Luxury Retail, restyling in Cina

La scorsa settimana, il presidente di Prada Carlo Mazzi, ha dichiarato a Reuters che il gruppo continuerà a puntare sulla Cina, dove non teme inversioni di tendenza nel medio-lungo termine. Tuttavia, le conseguenze degli ultimi mesi di bufera cinese (stretta normativa sulla corruzione con regali lusso; tagli ai dazi doganali; svalutazione dello yuan) sembrano essere consistenti su Hong Kong e Macao, fino a oggi importanti terminali per lo shopping del Drago. Ebbene, nelle due ex colonie, “noi – ha spiegato Mazzi – come i nostri concorrenti, abbiamo cominciato a rinegoziare gli affitti dei negozi nei punti di maggiore debolezza”. I locatori non sono molto ricettivi sul tema, ha ammesso il manager, convinti che la situazione tornerà quella precedente. Ma è significativo che una griffe come Prada ammetta questo genere di trattative finalizzate a ridimensionare i costi della distribuzione al retail.

Qualche giorno prima era stato Ferragamo a chiarire la propria posizione.
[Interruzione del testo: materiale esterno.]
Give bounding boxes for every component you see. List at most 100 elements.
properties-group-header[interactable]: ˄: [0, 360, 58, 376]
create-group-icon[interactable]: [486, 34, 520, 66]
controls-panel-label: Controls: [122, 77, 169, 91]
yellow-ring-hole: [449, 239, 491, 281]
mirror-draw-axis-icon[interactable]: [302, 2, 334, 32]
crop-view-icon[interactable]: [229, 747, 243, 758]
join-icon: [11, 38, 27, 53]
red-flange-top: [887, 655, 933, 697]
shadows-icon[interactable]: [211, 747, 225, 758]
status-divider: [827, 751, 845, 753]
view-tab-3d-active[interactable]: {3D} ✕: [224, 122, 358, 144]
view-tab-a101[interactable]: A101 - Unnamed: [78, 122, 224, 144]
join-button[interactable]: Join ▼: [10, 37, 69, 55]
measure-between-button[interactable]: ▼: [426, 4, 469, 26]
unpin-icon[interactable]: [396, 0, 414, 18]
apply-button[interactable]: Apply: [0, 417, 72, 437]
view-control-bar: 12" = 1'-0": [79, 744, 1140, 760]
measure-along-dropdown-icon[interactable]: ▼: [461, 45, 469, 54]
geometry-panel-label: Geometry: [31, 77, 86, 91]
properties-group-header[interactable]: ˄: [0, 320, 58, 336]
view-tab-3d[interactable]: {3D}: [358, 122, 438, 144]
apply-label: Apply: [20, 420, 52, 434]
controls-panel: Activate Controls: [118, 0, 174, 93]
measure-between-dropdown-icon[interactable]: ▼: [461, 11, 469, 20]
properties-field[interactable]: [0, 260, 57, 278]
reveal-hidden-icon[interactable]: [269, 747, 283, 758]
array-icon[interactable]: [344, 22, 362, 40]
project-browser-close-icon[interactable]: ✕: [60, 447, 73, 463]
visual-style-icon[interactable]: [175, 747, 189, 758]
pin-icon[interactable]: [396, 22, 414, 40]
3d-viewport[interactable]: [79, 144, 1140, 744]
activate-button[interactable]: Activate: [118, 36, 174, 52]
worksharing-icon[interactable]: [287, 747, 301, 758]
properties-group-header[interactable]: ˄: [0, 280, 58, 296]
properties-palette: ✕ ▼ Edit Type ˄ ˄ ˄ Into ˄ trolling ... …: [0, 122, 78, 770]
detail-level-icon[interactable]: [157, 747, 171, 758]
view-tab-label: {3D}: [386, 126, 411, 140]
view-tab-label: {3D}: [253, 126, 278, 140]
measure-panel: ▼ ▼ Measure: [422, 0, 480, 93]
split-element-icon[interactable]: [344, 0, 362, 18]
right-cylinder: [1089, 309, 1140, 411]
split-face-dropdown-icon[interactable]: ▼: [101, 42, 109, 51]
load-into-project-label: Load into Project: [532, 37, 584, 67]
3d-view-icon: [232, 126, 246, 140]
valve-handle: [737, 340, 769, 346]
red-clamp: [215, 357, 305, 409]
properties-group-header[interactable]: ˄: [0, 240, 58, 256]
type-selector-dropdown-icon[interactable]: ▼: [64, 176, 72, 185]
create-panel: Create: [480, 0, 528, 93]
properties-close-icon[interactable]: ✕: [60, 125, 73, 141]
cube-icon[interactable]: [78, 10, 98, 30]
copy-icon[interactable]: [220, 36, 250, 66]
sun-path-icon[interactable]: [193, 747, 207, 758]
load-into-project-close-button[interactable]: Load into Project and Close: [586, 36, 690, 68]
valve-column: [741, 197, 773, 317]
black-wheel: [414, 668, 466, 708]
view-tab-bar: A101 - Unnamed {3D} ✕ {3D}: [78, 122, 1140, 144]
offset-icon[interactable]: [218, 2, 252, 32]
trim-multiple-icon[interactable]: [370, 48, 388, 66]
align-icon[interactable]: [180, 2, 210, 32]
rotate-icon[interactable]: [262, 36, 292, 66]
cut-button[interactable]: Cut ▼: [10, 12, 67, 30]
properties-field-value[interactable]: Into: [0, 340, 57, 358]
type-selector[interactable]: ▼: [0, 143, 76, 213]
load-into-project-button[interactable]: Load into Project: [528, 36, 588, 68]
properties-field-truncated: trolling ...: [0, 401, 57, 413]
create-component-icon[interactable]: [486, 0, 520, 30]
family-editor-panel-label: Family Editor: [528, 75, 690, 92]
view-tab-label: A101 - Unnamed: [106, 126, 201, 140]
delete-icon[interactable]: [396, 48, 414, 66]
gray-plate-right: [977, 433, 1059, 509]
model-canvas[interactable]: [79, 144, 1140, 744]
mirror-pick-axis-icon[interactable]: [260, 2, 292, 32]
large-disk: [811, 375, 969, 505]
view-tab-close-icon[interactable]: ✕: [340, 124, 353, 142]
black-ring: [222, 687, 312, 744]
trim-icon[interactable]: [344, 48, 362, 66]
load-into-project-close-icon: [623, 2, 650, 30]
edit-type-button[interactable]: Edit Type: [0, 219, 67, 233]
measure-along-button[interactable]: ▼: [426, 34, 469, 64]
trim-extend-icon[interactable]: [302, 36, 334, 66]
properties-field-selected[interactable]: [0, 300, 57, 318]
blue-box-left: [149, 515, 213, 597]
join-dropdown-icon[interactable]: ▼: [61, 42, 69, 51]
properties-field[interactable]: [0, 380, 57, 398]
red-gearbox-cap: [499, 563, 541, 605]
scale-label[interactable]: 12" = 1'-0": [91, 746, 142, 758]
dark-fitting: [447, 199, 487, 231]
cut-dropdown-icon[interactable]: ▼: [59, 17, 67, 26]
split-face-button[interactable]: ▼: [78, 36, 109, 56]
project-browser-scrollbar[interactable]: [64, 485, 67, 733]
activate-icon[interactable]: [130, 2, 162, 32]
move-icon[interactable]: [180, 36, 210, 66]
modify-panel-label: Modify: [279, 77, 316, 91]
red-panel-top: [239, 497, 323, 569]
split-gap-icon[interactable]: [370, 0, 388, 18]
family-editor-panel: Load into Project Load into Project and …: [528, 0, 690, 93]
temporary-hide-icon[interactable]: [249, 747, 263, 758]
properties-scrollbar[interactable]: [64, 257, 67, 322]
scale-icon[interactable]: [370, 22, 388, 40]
Il gruppo spingerà ancora sulla Cina, ha dichiarato l’amministratore delegato Michele Norsa, in conference call con gli analisti finanziari il 27 agosto, dopo la semestrale. “Apriremo nuovi negozi – ha precisato – ma continueremo a essere selettivi e, se sarà il caso, considereremo anche punti vendita più piccoli”. E non solo a causa della crisi, ha riportato sempre Reuters, ma anche perché i cinesi usano sempre più il canale online e fanno shopping all’estero. Insomma, anche in questo caso si studia un format che consenta di ridurre il costo a metro quadro, pur mantenendo la presenza.